In some of my projects, I’ve recently had the need to utilize FMA (fused-multiply-add) or AVX instructions. Compiling C/C++ on X86_64 will by default only activate MXX and a few of the early SSE extensions. The utilized instruction set basically predates the core2 which was introduced in 2006.
Math instructions and vectorizations can greatly benefit from more
modern instructions like SSE4*,
FMA, AVX, AVX2, etc, but because of the way the -march
compiler option works, those are not easily enabled for all CPU types of
similar age.
-march=native
enables all the bells and whistles of the compiling CPU, which is good for locally compiled programs to e.g. do number crunching, but the resulting program is unlikely to run on a CPU of similar age from a different manufacturer.-march=bdver4
runs on the last AMD Bulldozer variant and later AMD CPUs, but uses FMA4 or SSE4A which are AMD specific and break Intel CPUs.-march=haswell
runs on all Intel CPUs from the last 7 years, but is allowed to use HLE instructions not supported on Bulldozers, etc.
With the -Q --help=target
options, GCC can tell what
specific features are enabled, given a specific architecture
(excerpt):
gcc -Q --help=target -march=haswell
-mavx [enabled]
-mavx2 [enabled]
-mbmi2 [enabled]
-mssse3 [enabled]
Using the Wikipedia lists of AMD’s APU release dates and the Intel Core release dates together with the GCC X86 instruction set options, we can determine which options are common to AMD and Intel CPUs of a certain age and are available to compile binaries with modern instruction sets that run on both brands.
As a result, here is a Makefile snippet for GCC/Clang, that picks up
all recent extensions which should run on all AMD CPUs since 2015 and
Intel CPUs since 2013. The snippet sets up OPTIMIZE
(to be
added to CFLAGS/CXXFLAGS
) by selecting all instructions
supported by both Haswell
and the latest Bulldozer - unless /proc/cpuinfo
shows the
compiling CPU is older by checking the BMI2
flag:
uname_M ::= $(shell uname -m 2>/dev/null || echo None)

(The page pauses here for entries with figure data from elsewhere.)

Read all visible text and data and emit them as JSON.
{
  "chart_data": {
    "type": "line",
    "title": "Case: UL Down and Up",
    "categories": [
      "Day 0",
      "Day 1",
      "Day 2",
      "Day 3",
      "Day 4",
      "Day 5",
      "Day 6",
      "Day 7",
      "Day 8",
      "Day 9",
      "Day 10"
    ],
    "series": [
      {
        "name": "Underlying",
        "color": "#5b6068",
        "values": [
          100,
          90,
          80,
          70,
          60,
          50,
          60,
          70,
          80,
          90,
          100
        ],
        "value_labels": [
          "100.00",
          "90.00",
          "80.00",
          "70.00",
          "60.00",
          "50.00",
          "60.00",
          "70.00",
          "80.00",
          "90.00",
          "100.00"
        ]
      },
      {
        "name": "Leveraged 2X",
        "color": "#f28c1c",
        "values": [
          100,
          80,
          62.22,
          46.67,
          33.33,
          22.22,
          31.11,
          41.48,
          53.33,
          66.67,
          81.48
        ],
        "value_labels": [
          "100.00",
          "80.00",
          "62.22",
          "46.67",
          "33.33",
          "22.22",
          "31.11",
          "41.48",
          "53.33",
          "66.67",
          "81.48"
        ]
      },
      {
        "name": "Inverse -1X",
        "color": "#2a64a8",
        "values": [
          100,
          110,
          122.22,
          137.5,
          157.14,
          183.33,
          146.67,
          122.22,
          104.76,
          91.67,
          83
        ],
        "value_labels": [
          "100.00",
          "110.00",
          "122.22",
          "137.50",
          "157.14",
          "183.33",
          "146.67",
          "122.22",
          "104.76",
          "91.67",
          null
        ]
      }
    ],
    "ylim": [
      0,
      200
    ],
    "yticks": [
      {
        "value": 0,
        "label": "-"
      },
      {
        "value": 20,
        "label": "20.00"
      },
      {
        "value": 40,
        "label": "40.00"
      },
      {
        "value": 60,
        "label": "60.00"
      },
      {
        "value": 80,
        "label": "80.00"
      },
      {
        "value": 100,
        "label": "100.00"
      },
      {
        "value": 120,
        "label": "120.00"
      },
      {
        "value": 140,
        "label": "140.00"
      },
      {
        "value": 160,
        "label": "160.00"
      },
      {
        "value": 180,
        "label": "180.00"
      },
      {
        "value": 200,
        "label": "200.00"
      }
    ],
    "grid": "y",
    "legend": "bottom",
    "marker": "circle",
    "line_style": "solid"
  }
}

# AMD64 / X86_64 optimizations
ifeq ($(uname_M),x86_64)
# Use haswell (Intel) and bdver4 (AMD Excavator Family 15h)
# instruction sets, plus 2015 era tuning
ARCHX64_2015 ::= -march=core2 -mtune=skylake
ARCHX64_2015 += -mavx -mavx2 -mbmi -mbmi2 -mf16c -mfma -mfsgsbase
ARCHX64_2015 += -mlzcnt -mmovbe -mpclmul -mpopcnt
ARCHX64_2015 += -mrdrnd -msse4 -msse4.1 -msse4.2 -mxsave -mxsaveopt
proc/cpuinfo ::= $(file < /proc/cpuinfo)
ifeq ($(firstword $(filter bmi2, $(proc/cpuinfo))),bmi2)
OPTIMIZE += $(ARCHX64_2015)
else
OPTIMIZE += -mcx16 # CMPXCHG16B, AMD64 2005
OPTIMIZE += -mmmx -msse -msse2 # Intel 2001, AMD 2003
OPTIMIZE += -msse3 # Intel 2004, AMD 2007
OPTIMIZE += -mssse3 # Intel 2006, AMD 2011
# OPTIMIZE += -msse4a # AMD only, 2007
# OPTIMIZE += -msse4.1 -msse4.2 # Intel 2008, AMD 2011
# OPTIMIZE += -mavx # Intel 2011, AMD 2011
# OPTIMIZE += -mavx2 # Intel 2013, AMD 2015
endif
endif
In case a GNU Make version before 4.2 is used, which does not yet support the file input operator syntax, peeking at the compiling CPU type can be done with this change:
- proc/cpuinfo ::= $(file < /proc/cpuinfo)
+ proc/cpuinfo ::= $(shell cat /proc/cpuinfo)
Depending on a CPU age of 5-7 years should strike an acceptable balance between acceleration utilization and CPU deprecation for SIMD hungry applications like e.g. Beast.